Efficient Title Reranker for Fast and Improved Knowledge-Intense NLP
This work addresses efficiency bottlenecks in knowledge-intensive NLP for researchers and practitioners, though it is incremental as it builds on existing reranking methods.
The paper tackled the high computational cost of existing rerankers in RAG approaches by introducing an efficient title reranker with a broadcasting query encoder and a novel loss function, achieving a 20x-40x speedup and state-of-the-art results on four KILT benchmark datasets.

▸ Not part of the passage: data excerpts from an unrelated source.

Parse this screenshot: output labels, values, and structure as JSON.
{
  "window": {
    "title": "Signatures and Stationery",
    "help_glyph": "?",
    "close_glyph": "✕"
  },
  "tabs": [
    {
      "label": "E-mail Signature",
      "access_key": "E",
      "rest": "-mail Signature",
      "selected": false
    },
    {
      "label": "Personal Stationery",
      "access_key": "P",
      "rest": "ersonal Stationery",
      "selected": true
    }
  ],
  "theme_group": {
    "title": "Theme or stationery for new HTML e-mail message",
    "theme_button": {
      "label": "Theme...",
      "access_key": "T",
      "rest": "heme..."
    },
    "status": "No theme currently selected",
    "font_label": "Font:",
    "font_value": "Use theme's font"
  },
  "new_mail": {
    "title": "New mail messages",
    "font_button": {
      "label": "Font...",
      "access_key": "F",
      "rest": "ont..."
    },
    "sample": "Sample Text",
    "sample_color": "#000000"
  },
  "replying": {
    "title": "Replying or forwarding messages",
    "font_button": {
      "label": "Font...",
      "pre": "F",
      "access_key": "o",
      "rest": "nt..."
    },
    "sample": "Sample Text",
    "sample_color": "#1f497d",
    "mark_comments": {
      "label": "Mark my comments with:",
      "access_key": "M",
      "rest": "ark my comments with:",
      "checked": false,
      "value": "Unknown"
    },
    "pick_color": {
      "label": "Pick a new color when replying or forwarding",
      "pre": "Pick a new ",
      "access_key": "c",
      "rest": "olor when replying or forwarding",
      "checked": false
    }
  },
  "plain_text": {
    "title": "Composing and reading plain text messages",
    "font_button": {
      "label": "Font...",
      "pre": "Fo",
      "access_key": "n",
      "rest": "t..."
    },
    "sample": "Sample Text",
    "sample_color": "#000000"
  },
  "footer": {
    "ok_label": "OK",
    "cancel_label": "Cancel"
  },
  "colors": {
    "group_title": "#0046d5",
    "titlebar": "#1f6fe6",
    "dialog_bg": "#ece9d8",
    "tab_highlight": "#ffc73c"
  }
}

In recent RAG approaches, rerankers play a pivotal role in refining retrieval accuracy with the ability of revealing logical relations for each pair of query and text. However, existing rerankers are required to repeatedly encode the query and a large number of long retrieved text. This results in high computational costs and limits the number of retrieved text, hindering accuracy. As a remedy of the problem, we introduce the Efficient Title Reranker via Broadcasting Query Encoder, a novel technique for title reranking that achieves a 20x-40x speedup over the vanilla passage reranker. Furthermore, we introduce Sigmoid Trick, a novel loss function customized for title reranking. Combining both techniques, we empirically validated their effectiveness, achieving state-of-the-art results on all four datasets we experimented with from the KILT knowledge benchmark.